With our whole team being born into 3rd world countries, we were always taught to actively think about water. Whether it was turning on your water heater 30 minutes before your shower, or saving water uses for your backyard as we didn't have natural rainfall. When we came to the United States, we received a culture shock--24 hour water heaters, and the impact that it may have had on the environment. When we saw the CDP's climate challenges, we knew immediately that water risk was a challenge that we were all passionate about. We were interested in the current state of water security in each city, and we wanted to see if we could provide and or gain any insight on whether they were making strides in the right direction.
What it does:
Overall, the idea was to assess water security. However, with such a complex qualitative dataset, it was difficult to extract such features with ease. Firstly, we implented a keyword analyzer using 2018 CDP data to understand the context of the questionnaires. Then, using those keywords, we were able to assess water security based on a description that the city themselves gave. This was a step in the right direction--understanding self-assessment is a key factor in understanding whether water security is truly at risk.
To better understand qualitative data, we then extracted from Aqueduct's water stress dataset to get a quantitative measure on how the states were doing so we could get a good comparison for our test data.
Additionally, we analyzed the corporate side by looking at the sectors, and their respective grades. To understand the problem with the corporations, however, we looked at the grades they received and then organized them into sector average grades to understand which corporations are causing the problem, and to see in the future, what route the CDP should take to help fix those issues.
How we built it:
The first challenge was organizing and cleaning the data. To do this, we used pandas and several other data science libraries to first clean the data.and prepare it for the keyword analyzer. Next, we pulled the text from the 2018 CDP report and used the nlk package to make a TF-IDF to be able to find the terms and their frequencies in each response respective to the context to which they're important.
We then used this information in accordance with the sklearn library to make three classification models: SVM, Stochastic Gradient Descent, and Naive Bayes. The classes we used were found in the questionnaire by each city's self-assessment for whether or not a risk was extremely serious, serious, or less serious. To test the success of each model, we used the metrics: accuracy, recall, f-1 score. We used k-fold cross-validation with random shuffle to split our data into a training and test set.
Using this data, we used plotly, matplotlib, and seaborn to convert our results into geospatial visual data. We used a variety of different representations, such as city points(on a US map), state lines (on a US map), and bar graphs.
Challenges we ran into:
As with most qualitative datasets, our primary challenge is always cleaning and extracting useful features. It took us a long time to find and organize the features we wanted for our classifier, and which ones truly worked well. Additionally, another challenge was having an imbalanced dataset with the risks, and also a small number of datapoints.
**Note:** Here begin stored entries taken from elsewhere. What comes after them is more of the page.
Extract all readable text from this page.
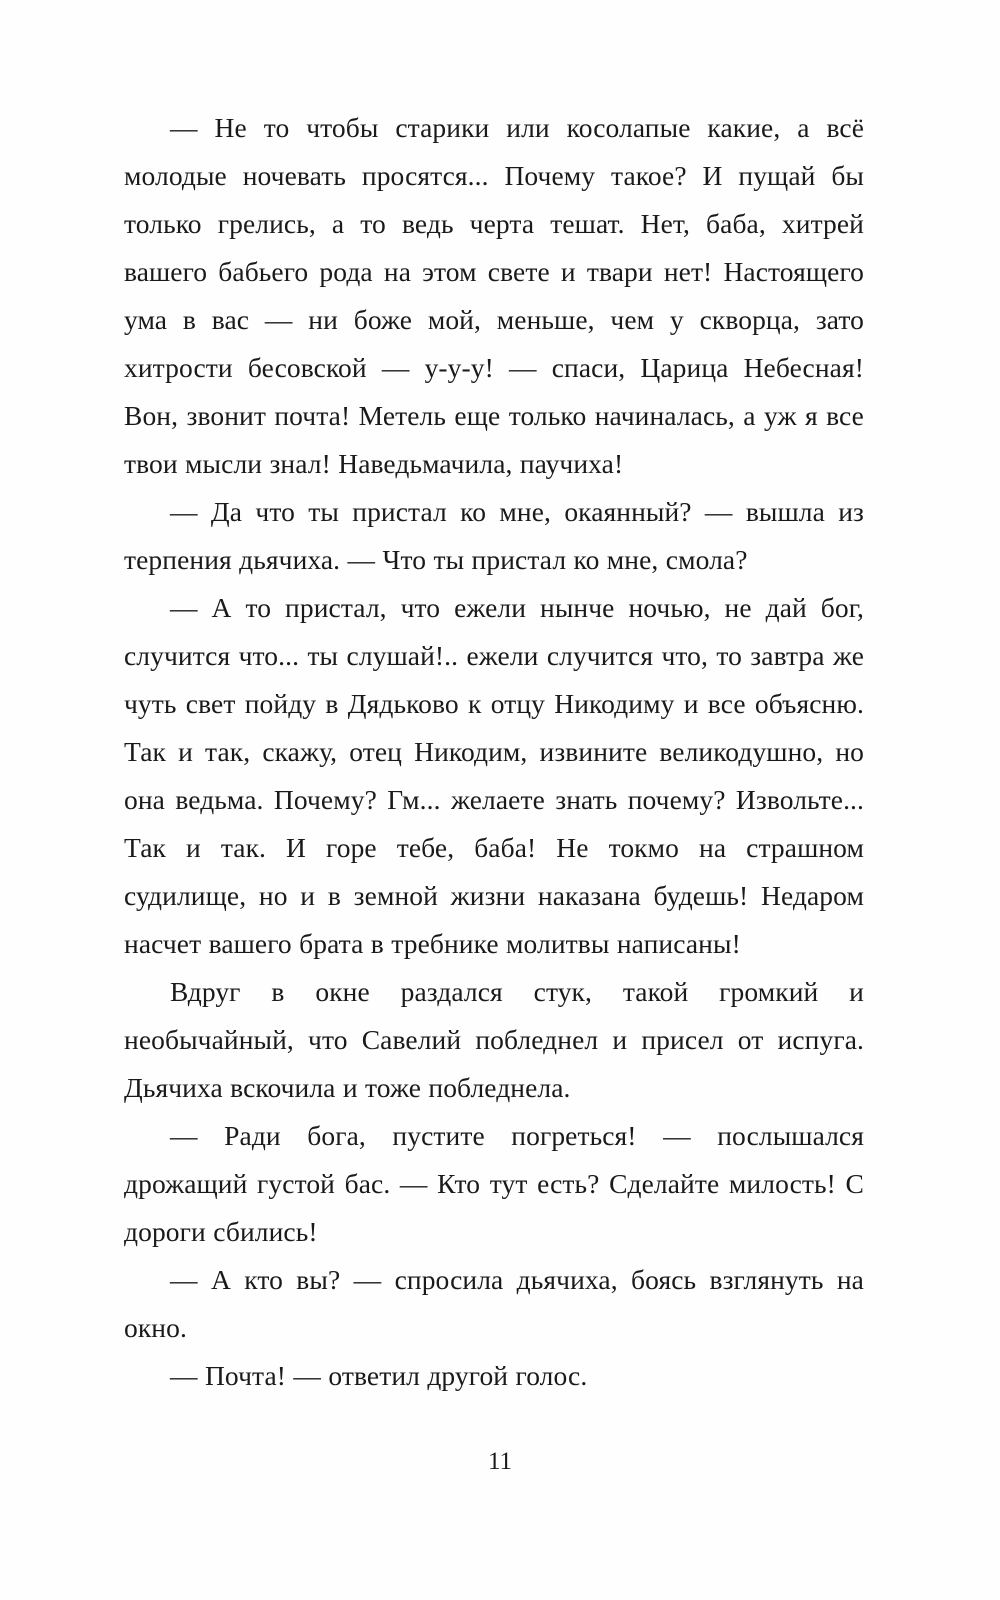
— Не то чтобы старики или косолапые какие, а всё молодые ночевать просятся... Почему такое? И пущай бы только грелись, а то ведь черта тешат. Нет, баба, хитрей вашего бабьего рода на этом свете и твари нет! Настоящего ума в вас — ни боже мой, меньше, чем у скворца, зато хитрости бесовской — у-у-у! — спаси, Царица Небесная! Вон, звонит почта! Метель еще только начиналась, а уж я все твои мысли знал! Наведьмачила, паучиха!

— Да что ты пристал ко мне, окаянный? — вышла из терпения дьячиха. — Что ты пристал ко мне, смола?

— А то пристал, что ежели нынче ночью, не дай бог, случится что... ты слушай!.. ежели случится что, то завтра же чуть свет пойду в Дядьково к отцу Никодиму и все объясню. Так и так, скажу, отец Никодим, извините великодушно, но она ведьма. Почему? Гм... желаете знать почему? Извольте... Так и так. И горе тебе, баба! Не токмо на страшном судилище, но и в земной жизни наказана будешь! Недаром насчет вашего брата в требнике молитвы написаны!

Вдруг в окне раздался стук, такой громкий и необычайный, что Савелий побледнел и присел от испуга. Дьячиха вскочила и тоже побледнела.

— Ради бога, пустите погреться! — послышался дрожащий густой бас. — Кто тут есть? Сделайте милость! С дороги сбились!

— А кто вы? — спросила дьячиха, боясь взглянуть на окно.

— Почта! — ответил другой голос.

11
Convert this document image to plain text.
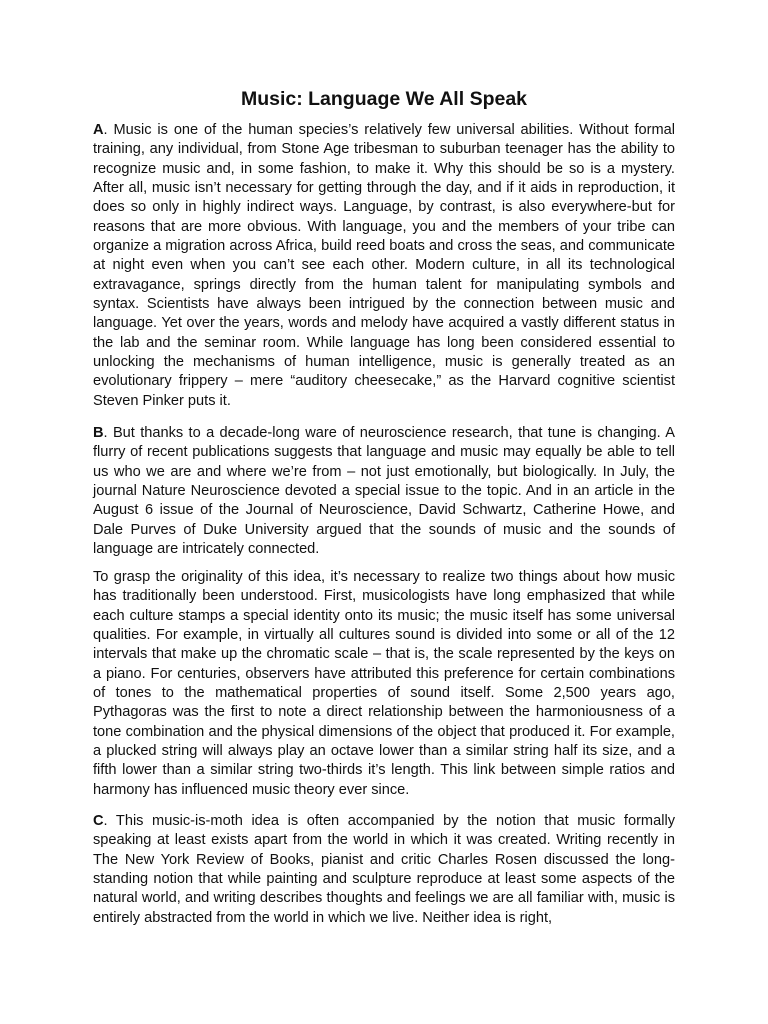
Music: Language We All Speak

A. Music is one of the human species’s relatively few universal abilities. Without formal training, any individual, from Stone Age tribesman to suburban teenager has the ability to recognize music and, in some fashion, to make it. Why this should be so is a mystery. After all, music isn’t necessary for getting through the day, and if it aids in reproduction, it does so only in highly indirect ways. Language, by contrast, is also everywhere-but for reasons that are more obvious. With language, you and the members of your tribe can organize a migration across Africa, build reed boats and cross the seas, and communicate at night even when you can’t see each other. Modern culture, in all its technological extravagance, springs directly from the human talent for manipulating symbols and syntax. Scientists have always been intrigued by the connection between music and language. Yet over the years, words and melody have acquired a vastly different status in the lab and the seminar room. While language has long been considered essential to unlocking the mechanisms of human intelligence, music is generally treated as an evolutionary frippery – mere “auditory cheesecake,” as the Harvard cognitive scientist Steven Pinker puts it.

B. But thanks to a decade-long ware of neuroscience research, that tune is changing. A flurry of recent publications suggests that language and music may equally be able to tell us who we are and where we’re from – not just emotionally, but biologically. In July, the journal Nature Neuroscience devoted a special issue to the topic. And in an article in the August 6 issue of the Journal of Neuroscience, David Schwartz, Catherine Howe, and Dale Purves of Duke University argued that the sounds of music and the sounds of language are intricately connected.

To grasp the originality of this idea, it’s necessary to realize two things about how music has traditionally been understood. First, musicologists have long emphasized that while each culture stamps a special identity onto its music; the music itself has some universal qualities. For example, in virtually all cultures sound is divided into some or all of the 12 intervals that make up the chromatic scale – that is, the scale represented by the keys on a piano. For centuries, observers have attributed this preference for certain combinations of tones to the mathematical properties of sound itself. Some 2,500 years ago, Pythagoras was the first to note a direct relationship between the harmoniousness of a tone combination and the physical dimensions of the object that produced it. For example, a plucked string will always play an octave lower than a similar string half its size, and a fifth lower than a similar string two-thirds it’s length. This link between simple ratios and harmony has influenced music theory ever since.

C. This music-is-moth idea is often accompanied by the notion that music formally speaking at least exists apart from the world in which it was created. Writing recently in The New York Review of Books, pianist and critic Charles Rosen discussed the long-standing notion that while painting and sculpture reproduce at least some aspects of the natural world, and writing describes thoughts and feelings we are all familiar with, music is entirely abstracted from the world in which we live. Neither idea is right,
We managed to use certain machine learning and data science techniques to overcome these challenges, such as using k-fold cross-validation to overcome the problem of having imbalanced data for training our model.
Accomplishments that we're proud of:
The key word analyzer worked surprisingly well. It is able to find almost all the keywords that we would think it should find. For example, when looking at water security questions, a cool example we found was that the word "rainfall" was seen with a much higher weight than the word "snowfall" in one of the responses. Additionally, we were proud of our model's accuracy with the amount of data we had. Also, the visual appeal of our analysis allowed the project to cater towards more business-facing and professional industries.
What we learned:
We learned many new natural language processing(NLP) techniques, such as how to create a custom inverse document frequency file. This knowledge can definitely be extended to other applications, as NLP is a prominent field in today's market. While we have worked with machine learning before, in classes and on Kaggle, we tend to get datasets that are very balanced, and designed to work. Working with a real dataset extracted from questionnaires was a new challenge for us because we had to overcome more hurdles in order to get our models to work.
This was particularly useful, as it can definitely be applied to other projects. As developers, we often get stuck in the back-end, and don't think about how our data is presented. Getting experience with geospatial data and actively thinking about how we want our data to be seen by businesses and consumers helped us develop our front end and professional skills.
What's next for Challenge 2 - Team Jackbox
By focusing a lot of our time on fundamentals like a keyword analyzer, this data can be extended to many more NLP tasks. While you can continue to improve the classifier while the CDP grows, you can also use the keywords for things such as sentiment analysis, consumer reports, and question answering(QA). We can expand our analysis to not only focus on cities, but to also target corporations and assess their risk on an individual level on matters other than water security.